Pedro Delgado büßte gar 7 Minuten ein und somit alle Chancen, die Italienrundfahrt bei seiner bis dahin einzigen Teilnahme zu gewinnen. Sogar fast 10 Minuten bekam Jean-Francois Bernard aufgebrummt. In den folgenden Tagen baute Hampsten seinen Vorsprung sukzessive aus, sodass ihm der stärkere Zeitfahrer Breukink auch im letzten Kampf gegen die Uhr den Gesamtsieg nicht mehr streitig machen konnte und Zweiter wurde. /p>
Den Grundstein dafür hatten beide mit ihrer Leidensfähigkeit am Gavia und noch mehr in dessen Abfahrt gelegt. Selbst bei den Interviews nach der Siegerehrung war ein Zittern in beider Stimmen unüberhörbar. Auch wenn sich Hampsten ein Lächeln abrang über das Rosa Trikot - das berühmte Funkeln in seinen Augen war noch längst nicht zurückgekehrt.
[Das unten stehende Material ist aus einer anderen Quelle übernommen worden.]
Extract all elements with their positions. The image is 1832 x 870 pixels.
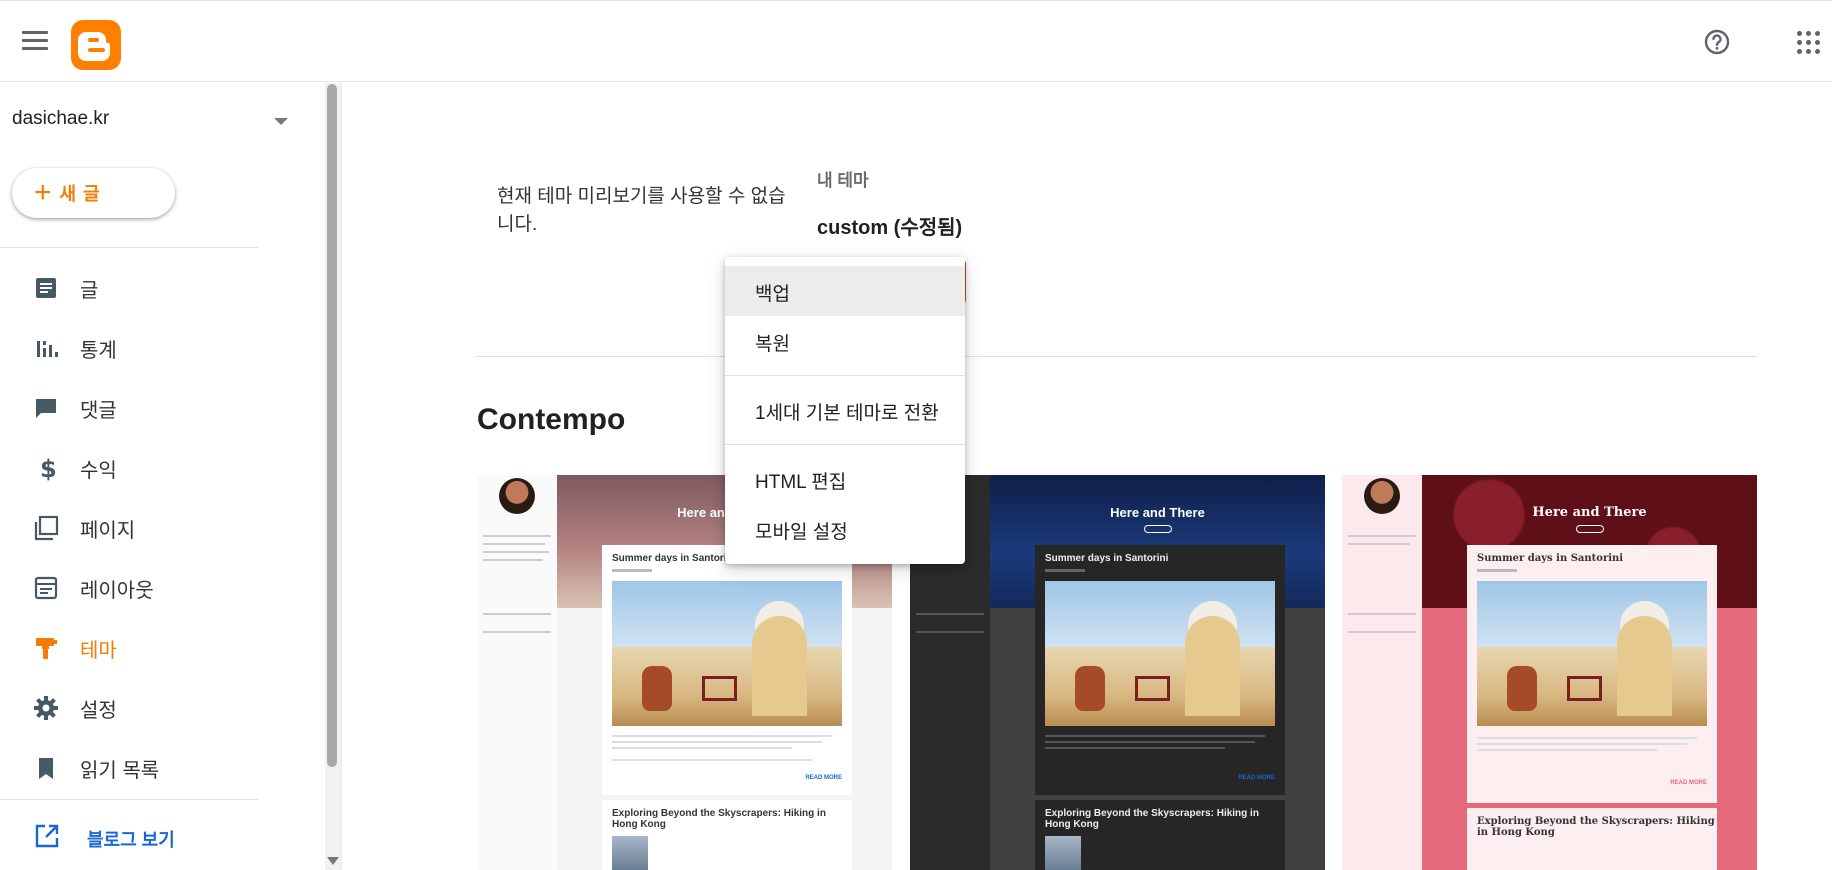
sidebar-item-label: 수익 — [80, 459, 117, 482]
read-more-link: READ MORE — [1238, 775, 1275, 781]
menu-item-label: 모바일 설정 — [755, 522, 848, 543]
scroll-down-arrow-icon[interactable] — [327, 857, 339, 865]
earnings-icon: $ — [40, 455, 57, 481]
sidebar-item-theme[interactable]: 테마 — [0, 618, 258, 678]
sidebar-item-label: 페이지 — [80, 519, 136, 542]
post-preview: Exploring Beyond the Skyscrapers: Hiking… — [602, 800, 852, 870]
read-more-link: READ MORE — [1670, 780, 1707, 786]
sidebar-item-label: 통계 — [80, 339, 117, 362]
preview-unavailable-message: 현재 테마 미리보기를 사용할 수 없습니다. — [497, 186, 786, 235]
new-post-label: 새 글 — [59, 184, 101, 204]
sidebar-nav: 글 통계 댓글 $ 수익 페이지 레이아웃 테마 설정 읽기 목록 — [0, 258, 258, 798]
sidebar-item-reading-list[interactable]: 읽기 목록 — [0, 738, 258, 798]
plus-icon: + — [34, 176, 52, 209]
hero-title: Here and There — [1532, 505, 1647, 520]
divider — [341, 83, 342, 870]
posts-icon — [36, 278, 56, 298]
help-circle-icon[interactable] — [1703, 28, 1731, 56]
avatar — [499, 478, 535, 514]
sidebar-item-comments[interactable]: 댓글 — [0, 378, 258, 438]
pages-icon — [34, 515, 59, 541]
stats-icon — [37, 341, 58, 357]
menu-item-label: 복원 — [755, 334, 790, 355]
view-blog-link[interactable]: 블로그 보기 — [0, 818, 258, 858]
chevron-down-icon — [274, 118, 288, 125]
sidebar-item-label: 댓글 — [80, 399, 117, 422]
sidebar-item-label: 설정 — [80, 699, 117, 722]
card-sidebar — [1342, 475, 1422, 870]
sidebar: dasichae.kr + 새 글 글 통계 댓글 $ 수익 페이지 레이아웃 — [0, 83, 288, 870]
post-title: Exploring Beyond the Skyscrapers: Hiking… — [1045, 808, 1259, 830]
theme-icon — [36, 638, 57, 659]
post-title: Exploring Beyond the Skyscrapers: Hiking… — [612, 808, 826, 830]
read-more-link: READ MORE — [805, 775, 842, 781]
post-preview: Summer days in Santorini READ MORE — [1035, 545, 1285, 795]
sidebar-item-label: 테마 — [80, 639, 117, 662]
post-preview: Summer days in Santorini READ MORE — [1467, 545, 1717, 803]
scrollbar-thumb[interactable] — [327, 84, 337, 767]
divider — [0, 247, 258, 248]
divider — [0, 799, 258, 800]
my-theme-label: 내 테마 — [817, 171, 869, 190]
settings-icon — [34, 696, 58, 720]
sidebar-item-label: 글 — [80, 279, 99, 302]
apps-grid-icon[interactable] — [1797, 31, 1821, 55]
sidebar-item-posts[interactable]: 글 — [0, 258, 258, 318]
sidebar-item-pages[interactable]: 페이지 — [0, 498, 258, 558]
blog-name: dasichae.kr — [12, 108, 110, 129]
theme-actions-menu: 백업 복원 1세대 기본 테마로 전환 HTML 편집 모바일 설정 — [725, 257, 965, 564]
menu-item-label: HTML 편집 — [755, 472, 847, 493]
blogger-logo-icon[interactable] — [71, 20, 121, 70]
view-blog-label: 블로그 보기 — [87, 830, 175, 850]
menu-item-restore[interactable]: 복원 — [725, 316, 965, 366]
hamburger-menu-icon[interactable] — [22, 31, 48, 51]
post-image — [1477, 581, 1707, 726]
menu-item-backup[interactable]: 백업 — [725, 266, 965, 316]
post-image — [612, 581, 842, 726]
theme-card[interactable]: Here and There Summer days in Santorini … — [910, 475, 1325, 870]
divider — [725, 444, 965, 445]
theme-card[interactable]: Here and There Summer days in Santorini … — [1342, 475, 1757, 870]
comments-icon — [36, 399, 56, 418]
reading-list-icon — [39, 758, 53, 779]
post-preview: Summer days in Santorini READ MORE — [602, 545, 852, 795]
blog-selector[interactable]: dasichae.kr — [12, 108, 292, 136]
post-title: Exploring Beyond the Skyscrapers: Hiking… — [1477, 816, 1715, 838]
section-title: Contempo — [477, 403, 626, 436]
sidebar-item-label: 레이아웃 — [80, 579, 154, 602]
layout-icon — [34, 576, 58, 600]
current-theme-name: custom (수정됨) — [817, 217, 963, 239]
post-preview: Exploring Beyond the Skyscrapers: Hiking… — [1035, 800, 1285, 870]
svg-text:$: $ — [40, 455, 57, 481]
post-preview: Exploring Beyond the Skyscrapers: Hiking… — [1467, 808, 1717, 870]
post-title: Summer days in Santorini — [612, 553, 736, 564]
post-title: Summer days in Santorini — [1477, 553, 1624, 564]
post-image — [1045, 581, 1275, 726]
new-post-button[interactable]: + 새 글 — [12, 168, 175, 218]
sidebar-item-label: 읽기 목록 — [80, 759, 160, 782]
avatar — [1364, 478, 1400, 514]
post-title: Summer days in Santorini — [1045, 553, 1169, 564]
card-sidebar — [477, 475, 557, 870]
menu-item-edit-html[interactable]: HTML 편집 — [725, 454, 965, 504]
divider — [725, 375, 965, 376]
sidebar-item-layout[interactable]: 레이아웃 — [0, 558, 258, 618]
top-app-bar — [0, 0, 1832, 82]
sidebar-item-settings[interactable]: 설정 — [0, 678, 258, 738]
hero-title: Here and There — [1110, 505, 1205, 520]
menu-item-label: 1세대 기본 테마로 전환 — [755, 403, 939, 424]
sidebar-item-earnings[interactable]: $ 수익 — [0, 438, 258, 498]
sidebar-item-stats[interactable]: 통계 — [0, 318, 258, 378]
open-in-new-icon — [35, 824, 59, 848]
menu-item-revert-classic[interactable]: 1세대 기본 테마로 전환 — [725, 385, 965, 435]
divider — [477, 356, 1757, 357]
menu-item-label: 백업 — [755, 284, 790, 305]
menu-item-mobile-settings[interactable]: 모바일 설정 — [725, 504, 965, 554]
Als er ein paar Worte mit Breukink wechselte, war dieser Satz von seinen Lippen abzulesen: "What a day.“
Doch die Gewinner des Tages kamen wohl noch am glimpflichsten davon. Im Zielbereich schaffte es kaum einer der durchtrainierten Profis, ohne Hilfe vom Rad zu steigen. Die meisten von ihnen humpelten davon, gestützt von Soigneuren und Mechanikern, viele hatten Tränen im Gesicht – von schockartigen Zuständen war die Rede. Ein Gewiss-Profi drohte zu kollabieren und musste von einem Betreuer ins Warme gezogen werden. Noch schlimmer ging es Bob Roll. Ein Betreuer seines 7-Eleven-Teams nahm den in die Ohnmacht weggleitenden US-Amerikaner von hinten in den Klammergriff und rubbelte mit aller Gewalt dessen Oberkörper, um den Kreislaufzusammenbruch abzuwenden. Dann wurde Roll in eine Ambulanz getragen.
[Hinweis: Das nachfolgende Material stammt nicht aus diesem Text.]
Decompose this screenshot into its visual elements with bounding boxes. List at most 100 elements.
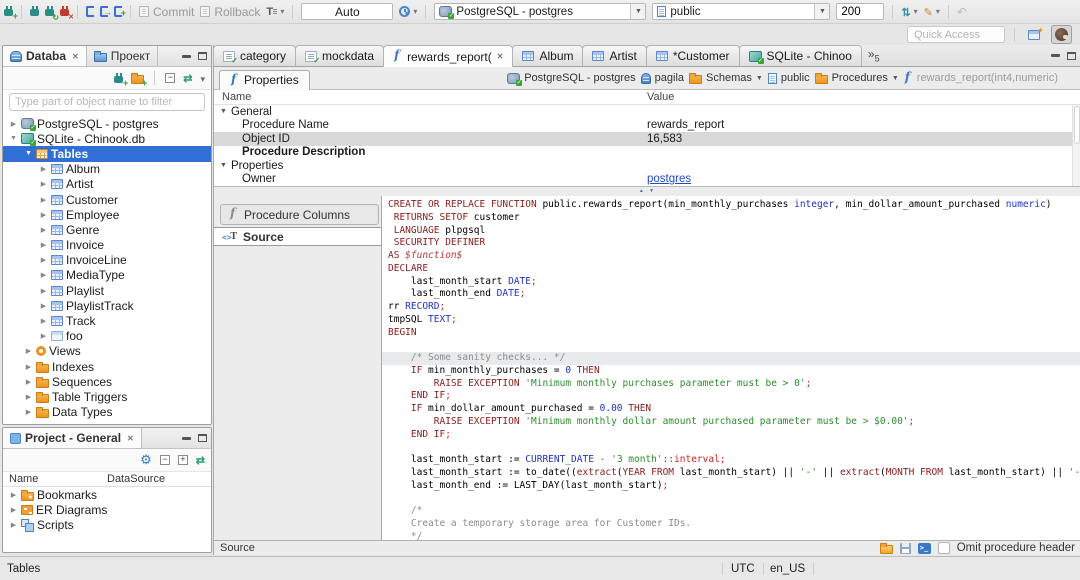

Ob Hampsten den Giro auch ohne dieses Inferno gewonnen hätte, ist Spekulation. Immerhin hatte er bereits vor der Etappe auf Rang fünf gelegen, nur 1:18 Minuten hinter Chioccoli. Außerdem hatte Hampsten die Bergankunft in Selvino (12. Etappe) gewonnen. Im Nachgang wird der kluge US-Amerikaner aber auch einordnen können, dass dieser Rennverlauf seinen Ruf nachhaltig geprägt und ihn zur Radsport-Legende gemacht hat. Kurioserweise sind heute noch die ersten Namen, die genannt werden, wenn es um den Tag geht, „an dem die großen Männer weinten“: Andy Hampsten und Johan van der Velde. Erst dann folgt Erik Breukink, der Etappensieger.
Dieser 5. Juni 1988 hatte aber auch ganz konkrete und sogar positive Folgen. Seither sind die Organisatoren deutlich schneller bereit, ein Rennen wegen drohender Wettereskapaden abzusagen oder zu verkürzen.